Big Blue reported third-quarter results right after Monday's closing bell, and it was a mixed bag. Adjusted earnings declined 9% year over year to $3.34 per share, still beating Wall Street's $3.30 consensus estimates. But top-line sales or $19.3 billion fell short of the $19.6 billion consensus, and IBM shares floundered after hours, trading as much as 5% lower.

Currency headwinds came in at the high end of IBM's projections for the quarter. All told, the results were soft enough to motivate a downward revision of management's full-year goals. The midpoint of IBM's adjusted full-year earnings guidance now sits at $15.25 per share, down from $16.12 per share. Projections for a "modest increase" in free cash flows have slowed down to a "relatively flat" full-year comparison.

Adjusting for currency exchange fluctuations and other unique items, IBM's technology services division held its sales to a 1% year-over-year decline while the order backlog increased by 1%. Adjusted software sales fell 3%, led by a 7% drop in operating systems revenues. Sales of continuing hardware operations dropped 2%, not counting the recent sale of IBM's x86 server business.

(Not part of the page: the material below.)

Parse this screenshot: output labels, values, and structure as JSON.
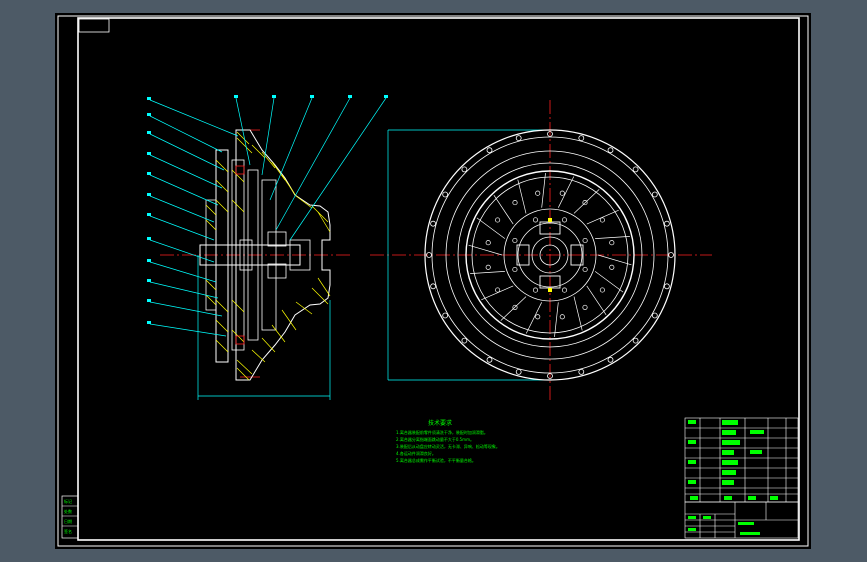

IBM CEO Ginni Rometty. Source: IBM.

Geographically speaking, IBM found the market conditions difficult in the Americas and the Asia/Pacific region, but reported currency-adjusted revenue growth of 1% in Europe, the Middle East, and Africa. The supposed high-growth BRIC bloc saw a 7% drop in adjusted revenues.

On the upside, products and services classified as "strategic imperatives" delivered 27% of currency-adjusted sales growth. Cloud computing services led the way with a 65% boost year-to-date.

IBM CEO Ginni Rometty wanted to turn investors' attention toward what's working, while also underscoring how knee-deep in a total strategy makeover the company remains:

In the third quarter we again made progress in the transformation of our business to higher value, with strong growth in our strategic imperatives and expanded operating margins.
We are continuing to make significant investments to build platforms around analytics, cloud, mobility and security that lay the foundation for a new era of cognitive business -- where we see long-term value for our clients and shareholders.

Investors are not taking IBM's slow growth as a canary in the enterprise computing coal mine. Shares of archrivals Oracle (ORCL -1.03%) and Hewlett-Packard (HPQ -0.45%) often move in tandem with each other and with IBM. This time, they remained relatively unchanged in after-hours action although their aftermarket trading volumes spiked on IBM's report. Of course, both HP and Oracle recently presented their own business updates, reducing the effect of the very high-level market updates in Big Blue's press materials.